Established in August 2020, the Infrastructure Fund aims to catalyze 1.1 trillion rand in investment over the next decade, with pension funds, banks and other private institutions providing 10 rand for every rand the government spends. The fund, so far, has eight sets of projects in the pipeline that require 105 billion rand to implement, it said in a presentation.
We are bringing “in new ideas around the financing of infrastructure projects,” Misaveni Ngobeni, the fund’s public finance management specialist, said in an interview. “Most of the instruments that we’re starting to introduce have never been used in the public sector before to be able to assist in leveraging private financing.”
Increased infrastructure investment underpins plans unveiled by President Cyril Ramaphosa last October to reignite an economy that contracted the most in at least 27 years in 2020 because of the coronavirus pandemic. Investment as a percentage of South Africa’s gross domestic product plunged to a record low of 12% last year, World Bank data show.
The National Treasury allocated the fund 18 billion over the next three fiscal years and it has applied to draw down 5.2 billion rand to fund four sets of projects, ranging from building student housing to improving water supplies.
All projects have been vetted by the government, business groups, the Banking Association South Africa and the Association for Savings and Investment South Africa, according to Mohale Rakgate, the fund’s chief investment officer.

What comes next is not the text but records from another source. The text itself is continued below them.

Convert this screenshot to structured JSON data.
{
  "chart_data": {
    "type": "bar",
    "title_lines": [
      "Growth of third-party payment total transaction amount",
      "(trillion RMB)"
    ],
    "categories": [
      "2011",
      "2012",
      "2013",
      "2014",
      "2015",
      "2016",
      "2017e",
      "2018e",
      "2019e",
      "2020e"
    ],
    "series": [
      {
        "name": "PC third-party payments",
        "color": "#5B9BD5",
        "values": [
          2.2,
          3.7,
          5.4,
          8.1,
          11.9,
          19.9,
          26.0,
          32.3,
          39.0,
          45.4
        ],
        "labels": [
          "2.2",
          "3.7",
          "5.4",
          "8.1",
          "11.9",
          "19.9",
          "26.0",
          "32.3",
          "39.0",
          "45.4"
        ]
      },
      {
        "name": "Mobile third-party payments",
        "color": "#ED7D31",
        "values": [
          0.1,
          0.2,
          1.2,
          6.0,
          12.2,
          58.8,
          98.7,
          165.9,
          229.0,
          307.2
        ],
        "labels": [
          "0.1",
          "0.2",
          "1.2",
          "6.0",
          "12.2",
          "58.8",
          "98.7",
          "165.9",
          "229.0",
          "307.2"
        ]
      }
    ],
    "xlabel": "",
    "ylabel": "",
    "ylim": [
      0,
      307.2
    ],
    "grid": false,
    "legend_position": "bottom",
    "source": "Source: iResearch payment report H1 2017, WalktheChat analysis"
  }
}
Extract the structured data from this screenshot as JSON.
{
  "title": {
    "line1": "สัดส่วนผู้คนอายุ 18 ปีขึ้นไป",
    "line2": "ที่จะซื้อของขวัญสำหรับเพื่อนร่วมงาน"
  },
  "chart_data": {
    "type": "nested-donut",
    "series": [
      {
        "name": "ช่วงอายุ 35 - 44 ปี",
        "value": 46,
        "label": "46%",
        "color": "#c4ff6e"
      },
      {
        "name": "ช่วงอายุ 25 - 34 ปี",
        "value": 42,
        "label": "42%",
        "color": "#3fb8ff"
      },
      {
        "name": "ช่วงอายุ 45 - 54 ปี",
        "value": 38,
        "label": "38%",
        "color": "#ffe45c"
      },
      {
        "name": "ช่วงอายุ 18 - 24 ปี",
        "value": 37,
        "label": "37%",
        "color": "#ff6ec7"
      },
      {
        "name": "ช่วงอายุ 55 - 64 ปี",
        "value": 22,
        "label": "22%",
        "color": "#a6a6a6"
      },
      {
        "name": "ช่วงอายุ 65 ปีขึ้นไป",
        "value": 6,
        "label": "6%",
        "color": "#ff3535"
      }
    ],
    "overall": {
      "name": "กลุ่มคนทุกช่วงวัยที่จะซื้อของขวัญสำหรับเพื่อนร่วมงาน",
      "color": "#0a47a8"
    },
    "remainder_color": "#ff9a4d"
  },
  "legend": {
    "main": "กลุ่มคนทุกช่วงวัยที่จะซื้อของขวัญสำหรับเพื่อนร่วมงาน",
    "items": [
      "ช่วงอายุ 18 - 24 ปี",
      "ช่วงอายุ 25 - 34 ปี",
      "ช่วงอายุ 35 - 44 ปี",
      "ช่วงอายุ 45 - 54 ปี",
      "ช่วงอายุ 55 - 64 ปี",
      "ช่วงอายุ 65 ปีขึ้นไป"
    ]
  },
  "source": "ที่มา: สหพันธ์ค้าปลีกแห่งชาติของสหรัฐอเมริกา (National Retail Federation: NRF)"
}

A second phase of the Mokolo Crocodile Water Augmentation Project, which is being built by the Trans-Caledon Tunnel Authority in the northeastern Limpopo province, is among the most advanced, with funding to be sought from private investors in October, he said.
Once complete, the project will be used to transfer water from the Crocodile River to the Lephalale area to support mining and energy generation, including state power utility Eskom Holding SOC Ltd.’s Matimba and Medupi coal-fired plants.
The fund, which falls under the state’s Development Bank of Southern Africa, will take equity stakes in some projects, and provide loans, debt guarantees or grants to others.